Em novembro de 2016, o CNMP editou uma recomendação geral sobre o uso das redes sociais pelos membros do Ministério Público. O CNPG menciona, entre outros pontos, que as manifestações dos membros do MP "não podem comprometer a imagem do Ministério Público e dos seus órgãos". Os membros do MP, nas redes sociais, devem agir com "cautela e discrição" e evitar publicações "que possam comprometer os ideais defendidos pela Instituição", diz a recomendação do CNMP.
"O presidente da Associação Ministério Público Pró-Sociedade, o procurador de Justiça Márcio Luís Chila, se vale da referida associação para atingir a atuação legal e legítima de membros ministeriais", diz o Conselho na petição.
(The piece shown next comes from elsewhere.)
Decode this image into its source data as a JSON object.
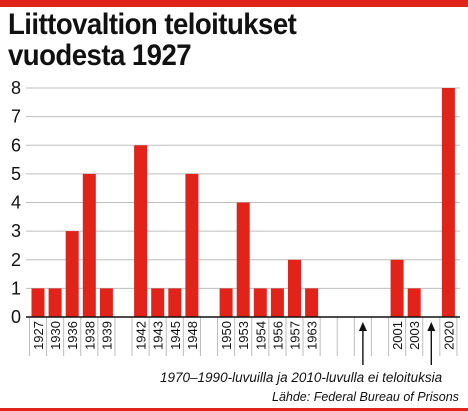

"Um procurador de Justiça deve procurar se abster de expressar comentários agressivos e politicamente ideologizados sobre temas de risco à saúde pública. É certo que a manifestação de pensamento e a liberdade de expressão e de consciência são direitos fundamentais. No caso, porém, a discussão carrega outro componente, consistente no fato de que a pessoa responsável pelas críticas, o procurador de Justiça Márcio Luís Chila, também é uma figura pública, pois se trata de um membro do Ministério Público", afirma a petição.
'Nota de repúdio'
Na noite desta quinta-feira (9), a associação presidida por Freyesleben divulgou uma "nota de repúdio". "A pergunta que deve ser feita é: a proibição de liberdade de expressão é apenas imposta a quem não segue ideologias? Apenas contra quem defende a soberania nacional? Apenas contra quem acredita que a sociedade é a verdadeira titular do Poder? Apenas contra quem repudia a bandidolatria? Aliás, praticamente todas as associações de membros do MP têm 'Ministério Público' em seu nome: pelo óbvio motivo de reunir membros do MP", diz a nota da entidade.
A entidade diz que "o 'Coletivo Transforma MP', o 'Ministério Público Democrático', a 'Associação dos Juízes pela Democracia' constantemente fazem manifestações públicas opinando sobre questões públicas e sobre processos e casos concretos". Segue defendendo "o nosso presidente, Márcio Chila". A entidade indaga: "Tem ele menos direito à liberdade de expressão que as associações e 'coletivo' citados? Por que se escolhe ele para ser atacado e nunca os membros das entidades supracitadas?"
"Enfim, repudiamos a representação lançada contra a Associação MP Pró-Sociedade e seu presidente e a denunciamos como mais uma tentativa de censura, de tentar calar as vozes que não concordam com avanços totalitários e que exercem o contraditório que era negado pela espiral do silêncio", diz a nota.